ぼくの歌が聴こえたらの映画専門家レビュー一覧

ぼくの歌が聴こえたら

K-POPの人気グループEXOでラッパー兼サブボーカルを担当するチャンヨルの初主演映画。少年時代のトラウマで箱の中でしか歌えない天才ミュージシャンと借金まみれの元敏腕プロデューサーが出逢い、韓国各地をライブツアーで周りながら次第に運命を切り開いていく音楽ロードムービー。「チャンス商会~初恋を探して~」(15)で映画デビュー以来、音楽活動と並行して俳優業もコンスタントに行ってきたチャンヨルが人前で歌えないミュージシャン・チフンを演じる。チフンを引っ張り回す敏腕プロデューサー・ミンス役は「ワンステップ 君と僕のメロディ」(17)やNetflixで話題のKゾンビドラマ『今、私たちの学校は…』(22)に出演するチョ・ダルファン。監督は2018年の平昌オリンピックの開幕式の演出を担当し、本作が映画初挑戦となったヤン・ジョンウン。韓国各地の美しいロケーションの中で、チャンヨルが世界的ヒットソングの数々を自慢の低音ボイスで華麗に歌い、ドラムにギター、ピアノを使った演奏や、自身が作品を手掛けたエンディングテーマ『Break Your Box』も披露する。
  • 映画監督/脚本家

    いまおかしんじ

    箱に入らないと歌えないとか、設定に無理あるやろと思いながら、引き込まれてしまうのは、歌のせいだ。主人公の青年の歌声が、心地いい。
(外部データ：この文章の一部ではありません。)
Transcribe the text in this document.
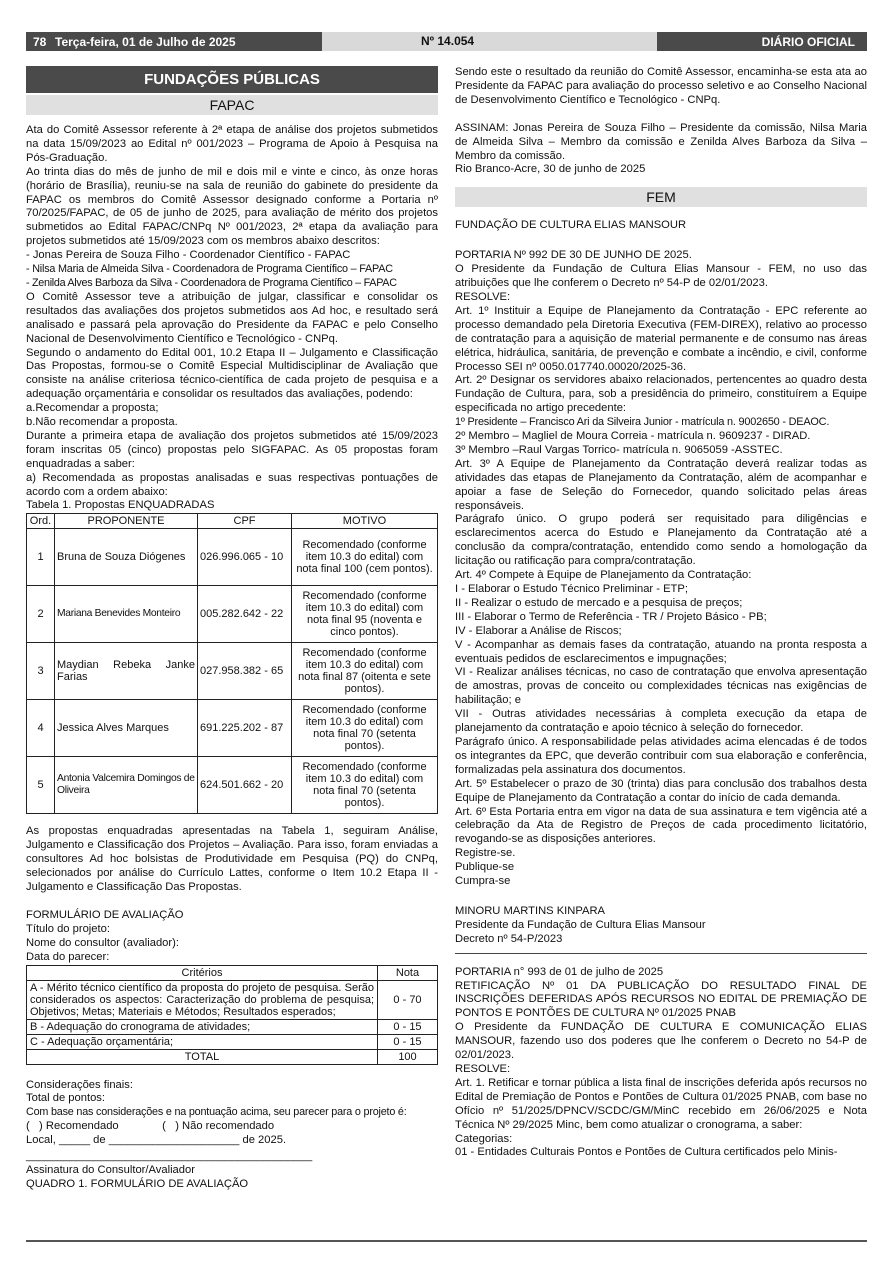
78 Terça-feira, 01 de Julho de 2025	Nº 14.054	DIÁRIO OFICIAL
FUNDAÇÕES PÚBLICAS
FAPAC

Ata do Comitê Assessor referente à 2ª etapa de análise dos projetos submetidos na data 15/09/2023 ao Edital nº 001/2023 – Programa de Apoio à Pesquisa na Pós-Graduação.

Ao trinta dias do mês de junho de mil e dois mil e vinte e cinco, às onze horas (horário de Brasília), reuniu-se na sala de reunião do gabinete do presidente da FAPAC os membros do Comitê Assessor designado conforme a Portaria nº 70/2025/FAPAC, de 05 de junho de 2025, para avaliação de mérito dos projetos submetidos ao Edital FAPAC/CNPq Nº 001/2023, 2ª etapa da avaliação para projetos submetidos até 15/09/2023 com os membros abaixo descritos:

- Jonas Pereira de Souza Filho - Coordenador Científico - FAPAC

- Nilsa Maria de Almeida Silva - Coordenadora de Programa Científico – FAPAC

- Zenilda Alves Barboza da Silva - Coordenadora de Programa Científico – FAPAC

O Comitê Assessor teve a atribuição de julgar, classificar e consolidar os resultados das avaliações dos projetos submetidos aos Ad hoc, e resultado será analisado e passará pela aprovação do Presidente da FAPAC e pelo Conselho Nacional de Desenvolvimento Científico e Tecnológico - CNPq.

Segundo o andamento do Edital 001, 10.2 Etapa II – Julgamento e Classificação Das Propostas, formou-se o Comitê Especial Multidisciplinar de Avaliação que consiste na análise criteriosa técnico-científica de cada projeto de pesquisa e a adequação orçamentária e consolidar os resultados das avaliações, podendo:

a.Recomendar a proposta;

b.Não recomendar a proposta.

Durante a primeira etapa de avaliação dos projetos submetidos até 15/09/2023 foram inscritas 05 (cinco) propostas pelo SIGFAPAC. As 05 propostas foram enquadradas a saber:

a) Recomendada as propostas analisadas e suas respectivas pontuações de acordo com a ordem abaixo:

Tabela 1. Propostas ENQUADRADAS

Ord.	PROPONENTE	CPF	MOTIVO
1	Bruna de Souza Diógenes	026.996.065 - 10	Recomendado (conforme item 10.3 do edital) com nota final 100 (cem pontos).
2	Mariana Benevides Monteiro	005.282.642 - 22	Recomendado (conforme item 10.3 do edital) com nota final 95 (noventa e cinco pontos).
3	Maydian Rebeka Janke Farias	027.958.382 - 65	Recomendado (conforme item 10.3 do edital) com nota final 87 (oitenta e sete pontos).
4	Jessica Alves Marques	691.225.202 - 87	Recomendado (conforme item 10.3 do edital) com nota final 70 (setenta pontos).
5	Antonia Valcemira Domingos de Oliveira	624.501.662 - 20	Recomendado (conforme item 10.3 do edital) com nota final 70 (setenta pontos).

As propostas enquadradas apresentadas na Tabela 1, seguiram Análise, Julgamento e Classificação dos Projetos – Avaliação. Para isso, foram enviadas a consultores Ad hoc bolsistas de Produtividade em Pesquisa (PQ) do CNPq, selecionados por análise do Currículo Lattes, conforme o Item 10.2 Etapa II - Julgamento e Classificação Das Propostas.

FORMULÁRIO DE AVALIAÇÃO

Título do projeto:

Nome do consultor (avaliador):

Data do parecer:

Critérios	Nota
A - Mérito técnico científico da proposta do projeto de pesquisa. Serão considerados os aspectos: Caracterização do problema de pesquisa; Objetivos; Metas; Materiais e Métodos; Resultados esperados;	0 - 70
B - Adequação do cronograma de atividades;	0 - 15
C - Adequação orçamentária;	0 - 15
TOTAL	100

Considerações finais:

Total de pontos:

Com base nas considerações e na pontuação acima, seu parecer para o projeto é:

(   ) Recomendado              (   ) Não recomendado

Local, _____ de _____________________ de 2025.

______________________________________________

Assinatura do Consultor/Avaliador

QUADRO 1. FORMULÁRIO DE AVALIAÇÃO

Sendo este o resultado da reunião do Comitê Assessor, encaminha-se esta ata ao Presidente da FAPAC para avaliação do processo seletivo e ao Conselho Nacional de Desenvolvimento Científico e Tecnológico - CNPq.

ASSINAM: Jonas Pereira de Souza Filho – Presidente da comissão, Nilsa Maria de Almeida Silva – Membro da comissão e Zenilda Alves Barboza da Silva – Membro da comissão.

Rio Branco-Acre, 30 de junho de 2025

FEM

FUNDAÇÃO DE CULTURA ELIAS MANSOUR

PORTARIA Nº 992 DE 30 DE JUNHO DE 2025.

O Presidente da Fundação de Cultura Elias Mansour - FEM, no uso das atribuições que lhe conferem o Decreto nº 54-P de 02/01/2023.

RESOLVE:

Art. 1º Instituir a Equipe de Planejamento da Contratação - EPC referente ao processo demandado pela Diretoria Executiva (FEM-DIREX), relativo ao processo de contratação para a aquisição de material permanente e de consumo nas áreas elétrica, hidráulica, sanitária, de prevenção e combate a incêndio, e civil, conforme Processo SEI nº 0050.017740.00020/2025-36.

Art. 2º Designar os servidores abaixo relacionados, pertencentes ao quadro desta Fundação de Cultura, para, sob a presidência do primeiro, constituírem a Equipe especificada no artigo precedente:

1º Presidente – Francisco Ari da Silveira Junior - matrícula n. 9002650 - DEAOC.

2º Membro – Magliel de Moura Correia - matrícula n. 9609237 - DIRAD.

3º Membro –Raul Vargas Torrico- matrícula n. 9065059 -ASSTEC.

Art. 3º A Equipe de Planejamento da Contratação deverá realizar todas as atividades das etapas de Planejamento da Contratação, além de acompanhar e apoiar a fase de Seleção do Fornecedor, quando solicitado pelas áreas responsáveis.

Parágrafo único. O grupo poderá ser requisitado para diligências e esclarecimentos acerca do Estudo e Planejamento da Contratação até a conclusão da compra/contratação, entendido como sendo a homologação da licitação ou ratificação para compra/contratação.

Art. 4º Compete à Equipe de Planejamento da Contratação:

I - Elaborar o Estudo Técnico Preliminar - ETP;

II - Realizar o estudo de mercado e a pesquisa de preços;

III - Elaborar o Termo de Referência - TR / Projeto Básico - PB;

IV - Elaborar a Análise de Riscos;

V - Acompanhar as demais fases da contratação, atuando na pronta resposta a eventuais pedidos de esclarecimentos e impugnações;

VI - Realizar análises técnicas, no caso de contratação que envolva apresentação de amostras, provas de conceito ou complexidades técnicas nas exigências de habilitação; e

VII - Outras atividades necessárias à completa execução da etapa de planejamento da contratação e apoio técnico à seleção do fornecedor.

Parágrafo único. A responsabilidade pelas atividades acima elencadas é de todos os integrantes da EPC, que deverão contribuir com sua elaboração e conferência, formalizadas pela assinatura dos documentos.

Art. 5º Estabelecer o prazo de 30 (trinta) dias para conclusão dos trabalhos desta Equipe de Planejamento da Contratação a contar do início de cada demanda.

Art. 6º Esta Portaria entra em vigor na data de sua assinatura e tem vigência até a celebração da Ata de Registro de Preços de cada procedimento licitatório, revogando-se as disposições anteriores.

Registre-se.

Publique-se

Cumpra-se

MINORU MARTINS KINPARA

Presidente da Fundação de Cultura Elias Mansour

Decreto nº 54-P/2023

PORTARIA n° 993 de 01 de julho de 2025

RETIFICAÇÃO Nº 01 DA PUBLICAÇÃO DO RESULTADO FINAL DE INSCRIÇÕES DEFERIDAS APÓS RECURSOS NO EDITAL DE PREMIAÇÃO DE PONTOS E PONTÕES DE CULTURA Nº 01/2025 PNAB

O Presidente da FUNDAÇÃO DE CULTURA E COMUNICAÇÃO ELIAS MANSOUR, fazendo uso dos poderes que lhe conferem o Decreto no 54-P de 02/01/2023.

RESOLVE:

Art. 1. Retificar e tornar pública a lista final de inscrições deferida após recursos no Edital de Premiação de Pontos e Pontões de Cultura 01/2025 PNAB, com base no Ofício nº 51/2025/DPNCV/SCDC/GM/MinC recebido em 26/06/2025 e Nota Técnica Nº 29/2025 Minc, bem como atualizar o cronograma, a saber:

Categorias:

01 - Entidades Culturais Pontos e Pontões de Cultura certificados pelo Minis-
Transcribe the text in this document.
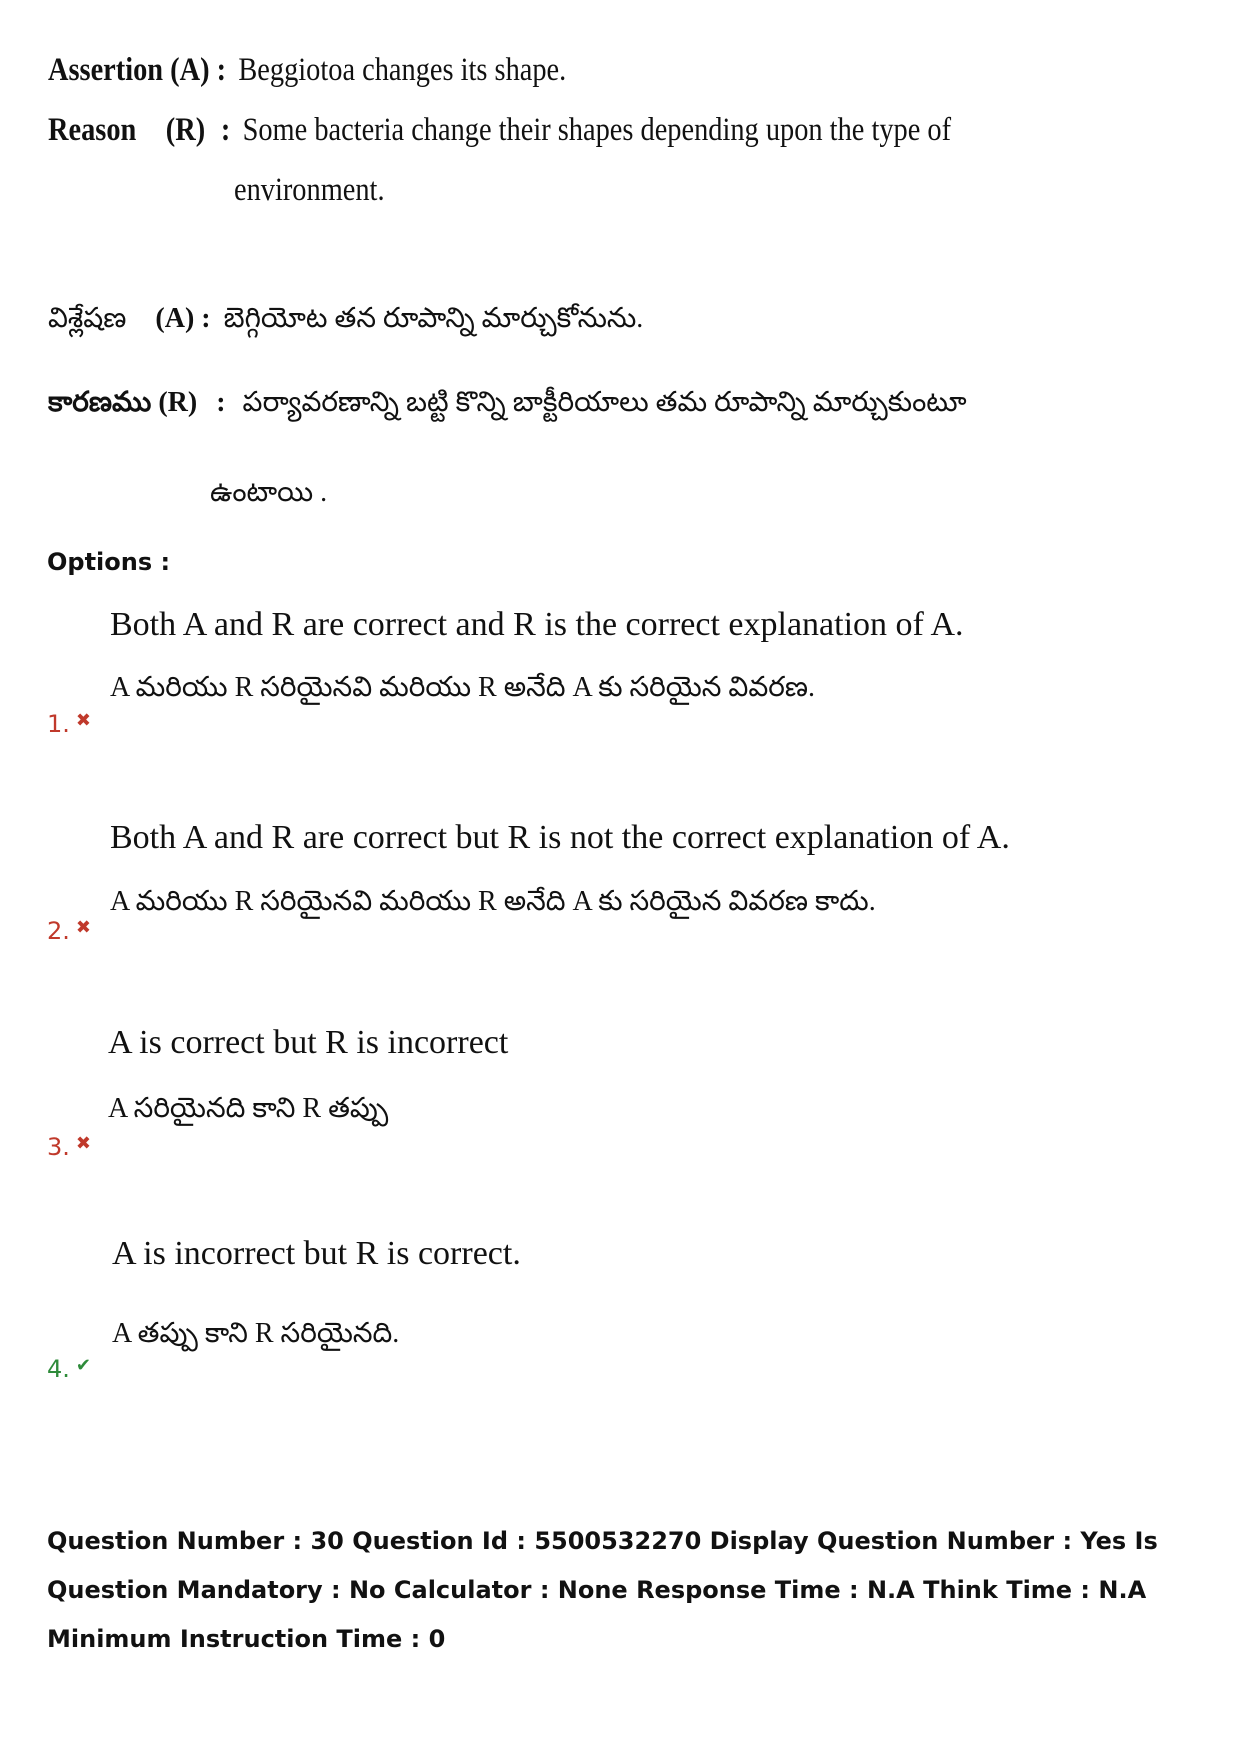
Assertion (A) : Beggiotoa changes its shape.
Reason (R) : Some bacteria change their shapes depending upon the type of
environment.
విశ్లేషణ (A) : బెగ్గియోట తన రూపాన్ని మార్చుకోనును.
కారణము (R) : పర్యావరణాన్ని బట్టి కొన్ని బాక్టీరియాలు తమ రూపాన్ని మార్చుకుంటూ
ఉంటాయి .
Options :
Both A and R are correct and R is the correct explanation of A.
A మరియు R సరియైనవి మరియు R అనేది A కు సరియైన వివరణ.
1. ✖
Both A and R are correct but R is not the correct explanation of A.
A మరియు R సరియైనవి మరియు R అనేది A కు సరియైన వివరణ కాదు.
2. ✖
A is correct but R is incorrect
A సరియైనది కాని R తప్పు
3. ✖
A is incorrect but R is correct.
A తప్పు కాని R సరియైనది.
4. ✔
Question Number : 30 Question Id : 5500532270 Display Question Number : Yes Is Question Mandatory : No Calculator : None Response Time : N.A Think Time : N.A Minimum Instruction Time : 0
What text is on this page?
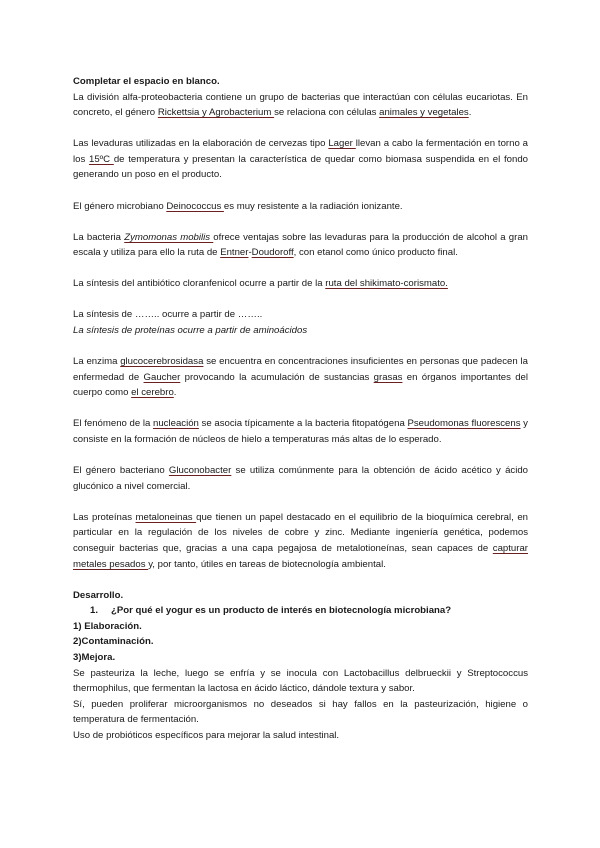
Completar el espacio en blanco.

La división alfa-proteobacteria contiene un grupo de bacterias que interactúan con células eucariotas. En concreto, el género Rickettsia y Agrobacterium se relaciona con células animales y vegetales.

Las levaduras utilizadas en la elaboración de cervezas tipo Lager llevan a cabo la fermentación en torno a los 15ºC de temperatura y presentan la característica de quedar como biomasa suspendida en el fondo generando un poso en el producto.

El género microbiano Deinococcus es muy resistente a la radiación ionizante.

La bacteria Zymomonas mobilis ofrece ventajas sobre las levaduras para la producción de alcohol a gran escala y utiliza para ello la ruta de Entner-Doudoroff, con etanol como único producto final.

La síntesis del antibiótico cloranfenicol ocurre a partir de la ruta del shikimato-corismato.

La síntesis de …….. ocurre a partir de ……..

La síntesis de proteínas ocurre a partir de aminoácidos

La enzima glucocerebrosidasa se encuentra en concentraciones insuficientes en personas que padecen la enfermedad de Gaucher provocando la acumulación de sustancias grasas en órganos importantes del cuerpo como el cerebro.

El fenómeno de la nucleación se asocia típicamente a la bacteria fitopatógena Pseudomonas fluorescens y consiste en la formación de núcleos de hielo a temperaturas más altas de lo esperado.

El género bacteriano Gluconobacter se utiliza comúnmente para la obtención de ácido acético y ácido glucónico a nivel comercial.

Las proteínas metaloneinas que tienen un papel destacado en el equilibrio de la bioquímica cerebral, en particular en la regulación de los niveles de cobre y zinc. Mediante ingeniería genética, podemos conseguir bacterias que, gracias a una capa pegajosa de metalotioneínas, sean capaces de capturar metales pesados y, por tanto, útiles en tareas de biotecnología ambiental.

Desarrollo.

1. ¿Por qué el yogur es un producto de interés en biotecnología microbiana?

1) Elaboración.

2)Contaminación.

3)Mejora.

Se pasteuriza la leche, luego se enfría y se inocula con Lactobacillus delbrueckii y Streptococcus thermophilus, que fermentan la lactosa en ácido láctico, dándole textura y sabor.

Sí, pueden proliferar microorganismos no deseados si hay fallos en la pasteurización, higiene o temperatura de fermentación.

Uso de probióticos específicos para mejorar la salud intestinal.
聴き惚れてしまう。ドサ回りで韓国のいろんな場所の名物料理が出てくるとこも良かった。どの料理も実に美味しそうだ。初めて箱から出て、上手くいかなくて、苦しんでいる彼を見ていると、胸が苦しくなった。相棒のイケてないおっさんもいい。人が良くて、金がなくて、虚勢を張るタイプ。こういう奴が出てくるだけで嬉しくなる。

  • 文筆家/女優

    唾蓮みどり

    人前では決して歌えない“ボックスマン”がついにボックスから出てくる――「自分の殻を突き破る」を具現化した物語なのだが、不思議なことに、この歌い手の心情と歌詞が全くリンクしていないことが多くかなり戸惑った。戸惑いつつも妙なエネルギーに触発されて決して嫌な感じはしない。〈オジョチゴ(夕食にチキンを食べよう)〉を歌うシーンなど思わず笑ってしまった。一昔前のアイドル映画の趣すらある。出てくる韓国のご飯がどれも美味しそうで、ロードムービーとしては楽しめた。

  • 映画批評家、東京都立大助教

    須藤健太郎

    箱はやはり必要なかった。アイデアとして成功していないということではない。この箱があることで、この箱は是か非かという議論を生んでしまう。しかも、最後に箱のない状態を目指すという物語でいいのか、箱に入ったままを肯定すべきではないか、と観客に考えさせてしまう。要するに、箱の存在によって、この映画の作劇のあり方が問題になってしまう。スペクタクルに特化したミュージカルというジャンルのなかに、作劇術という夾雑物を導入すること。それが不要と思うのである。